Silence (2016)

“I do because you are just like me. You see Jesus in Gethsemane and believe your trial is the same as His. Those five in the pit are suffering too, just like Jesus, but they don’t have your pride. They would never compare themselves to Jesus. Do you have the right to make them suffer? I heard the cries of suffering in this same cell. And I acted.”

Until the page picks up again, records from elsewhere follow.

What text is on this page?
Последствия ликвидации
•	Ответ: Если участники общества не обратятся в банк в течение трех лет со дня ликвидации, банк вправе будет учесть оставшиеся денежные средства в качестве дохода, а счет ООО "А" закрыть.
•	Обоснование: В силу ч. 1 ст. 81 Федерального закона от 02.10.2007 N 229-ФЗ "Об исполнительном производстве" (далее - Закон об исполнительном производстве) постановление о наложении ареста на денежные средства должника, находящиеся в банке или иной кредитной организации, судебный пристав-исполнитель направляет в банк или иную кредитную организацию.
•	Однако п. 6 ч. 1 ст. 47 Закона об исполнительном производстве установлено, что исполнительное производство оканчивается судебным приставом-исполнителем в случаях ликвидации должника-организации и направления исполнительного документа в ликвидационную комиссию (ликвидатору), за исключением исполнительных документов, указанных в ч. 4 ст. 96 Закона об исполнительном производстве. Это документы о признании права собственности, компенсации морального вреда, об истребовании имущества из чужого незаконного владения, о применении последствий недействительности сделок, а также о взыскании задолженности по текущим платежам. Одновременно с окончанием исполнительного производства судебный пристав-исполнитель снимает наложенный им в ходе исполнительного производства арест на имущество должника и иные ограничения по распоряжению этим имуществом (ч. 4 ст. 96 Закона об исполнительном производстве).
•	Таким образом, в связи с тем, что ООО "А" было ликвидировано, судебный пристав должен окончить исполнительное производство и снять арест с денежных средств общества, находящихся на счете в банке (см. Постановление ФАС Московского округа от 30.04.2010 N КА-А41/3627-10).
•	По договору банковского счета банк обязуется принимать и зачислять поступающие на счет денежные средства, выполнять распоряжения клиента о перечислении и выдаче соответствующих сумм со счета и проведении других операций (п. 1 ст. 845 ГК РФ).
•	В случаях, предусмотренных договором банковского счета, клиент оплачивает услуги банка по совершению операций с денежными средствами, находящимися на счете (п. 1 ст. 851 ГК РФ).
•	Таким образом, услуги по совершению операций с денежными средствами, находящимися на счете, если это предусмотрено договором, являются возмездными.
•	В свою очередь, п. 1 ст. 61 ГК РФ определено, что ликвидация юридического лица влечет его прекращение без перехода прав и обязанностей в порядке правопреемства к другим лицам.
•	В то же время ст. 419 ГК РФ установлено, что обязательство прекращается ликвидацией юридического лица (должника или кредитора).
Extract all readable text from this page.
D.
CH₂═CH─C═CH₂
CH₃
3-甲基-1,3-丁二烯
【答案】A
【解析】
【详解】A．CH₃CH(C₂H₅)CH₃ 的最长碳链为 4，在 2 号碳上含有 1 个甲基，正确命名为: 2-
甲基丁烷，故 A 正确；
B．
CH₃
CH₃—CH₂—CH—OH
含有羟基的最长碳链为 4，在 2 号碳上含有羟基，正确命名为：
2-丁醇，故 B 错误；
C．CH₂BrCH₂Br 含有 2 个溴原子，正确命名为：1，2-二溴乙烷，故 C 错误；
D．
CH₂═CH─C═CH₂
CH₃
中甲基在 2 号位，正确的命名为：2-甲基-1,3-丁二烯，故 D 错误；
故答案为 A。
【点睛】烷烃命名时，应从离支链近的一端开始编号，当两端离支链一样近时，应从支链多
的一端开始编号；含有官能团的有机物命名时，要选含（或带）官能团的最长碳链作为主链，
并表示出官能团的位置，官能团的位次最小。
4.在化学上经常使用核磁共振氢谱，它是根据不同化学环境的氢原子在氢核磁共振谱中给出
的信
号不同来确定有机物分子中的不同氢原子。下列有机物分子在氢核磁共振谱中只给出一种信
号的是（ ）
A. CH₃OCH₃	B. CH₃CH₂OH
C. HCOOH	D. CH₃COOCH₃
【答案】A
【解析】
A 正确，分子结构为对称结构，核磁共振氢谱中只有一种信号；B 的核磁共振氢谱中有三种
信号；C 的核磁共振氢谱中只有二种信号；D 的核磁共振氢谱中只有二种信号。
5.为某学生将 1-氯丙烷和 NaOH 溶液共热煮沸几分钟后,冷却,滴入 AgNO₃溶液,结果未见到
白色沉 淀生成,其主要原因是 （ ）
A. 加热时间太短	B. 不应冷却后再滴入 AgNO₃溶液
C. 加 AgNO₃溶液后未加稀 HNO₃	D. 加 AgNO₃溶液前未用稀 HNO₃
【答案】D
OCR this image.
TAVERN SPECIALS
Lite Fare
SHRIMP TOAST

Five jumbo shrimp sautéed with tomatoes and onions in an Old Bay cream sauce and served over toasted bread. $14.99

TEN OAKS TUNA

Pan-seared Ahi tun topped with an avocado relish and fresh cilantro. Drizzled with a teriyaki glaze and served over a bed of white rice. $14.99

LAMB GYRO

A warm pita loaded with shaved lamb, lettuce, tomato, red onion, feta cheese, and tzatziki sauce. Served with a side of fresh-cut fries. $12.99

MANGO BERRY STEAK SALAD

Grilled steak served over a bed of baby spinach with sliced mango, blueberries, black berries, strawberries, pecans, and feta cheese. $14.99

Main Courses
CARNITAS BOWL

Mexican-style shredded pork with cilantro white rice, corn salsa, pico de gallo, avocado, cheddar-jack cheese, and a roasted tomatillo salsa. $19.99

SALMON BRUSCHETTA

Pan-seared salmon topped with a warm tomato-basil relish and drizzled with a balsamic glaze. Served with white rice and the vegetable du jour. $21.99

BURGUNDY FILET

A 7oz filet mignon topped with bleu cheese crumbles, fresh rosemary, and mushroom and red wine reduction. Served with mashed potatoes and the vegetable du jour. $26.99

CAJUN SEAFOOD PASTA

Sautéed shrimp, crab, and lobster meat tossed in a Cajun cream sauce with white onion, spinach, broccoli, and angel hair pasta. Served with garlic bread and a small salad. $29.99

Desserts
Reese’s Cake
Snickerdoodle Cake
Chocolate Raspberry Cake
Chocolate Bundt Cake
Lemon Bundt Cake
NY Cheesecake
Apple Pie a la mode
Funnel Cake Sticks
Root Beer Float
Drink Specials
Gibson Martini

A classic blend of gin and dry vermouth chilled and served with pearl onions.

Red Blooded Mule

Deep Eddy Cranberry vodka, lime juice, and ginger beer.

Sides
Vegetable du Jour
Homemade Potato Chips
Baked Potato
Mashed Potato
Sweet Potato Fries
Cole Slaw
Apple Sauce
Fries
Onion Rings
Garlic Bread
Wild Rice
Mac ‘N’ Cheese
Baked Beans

‘Silence’, directed by Martin Scorsese in 2016, is an American historical drama set in Japan in the 17th century. Andrew Garfield and Adam Driver play two Catholic priests who volunteer to leave their home in Macau and venture into Japan to hunt down their former mentor Cristóvão Ferreira, played by Liam Neeson. There is extreme danger in their mission, however, as Japan has outlawed Christianity and is persecuting locals and incomers who practice the faith. They travel through the villages looking for Ferreira and, in doing so, helping the Christian residents by celebrating Mass and baptising. The brutality of the regime catches up with them however and they are finally arrested. Only then do they discover the true fate of Ferreira. Scorsese’s movie is a powerful and harrowing one. The film is punctuated by scenes of torture as the Japanese attempt to force the Christians to renounce their faiths. A large part of the film succeeds because of the convincing performances of Garfield and Driver, but also the arguably tougher challenges placed on the Japanese actors, in particular Issey Ogata and those playing the persecuted villagers. The tone of the film, for me, was reminiscent of Elem Klimov’s ‘Come and See’, a tough war movie that uses children in the same role as the Catholic priests in ‘Silence’, to witness first-hand the horrors of persecution. As in the Russian film, there is a feeling that the actors themselves have been changed by the experience: Driver and Garfield seem to wither and diminish as the film progresses.

Would I recommend it? It’s a powerful and harrowing movie, but beautifully shot and with a powerful message that Scorsese relays without the sentimentality of ‘Hugo’ or the pyrotechnics of ‘The Wolf of Wall Street’. Watch in a difficult double bill with ‘Come and See’.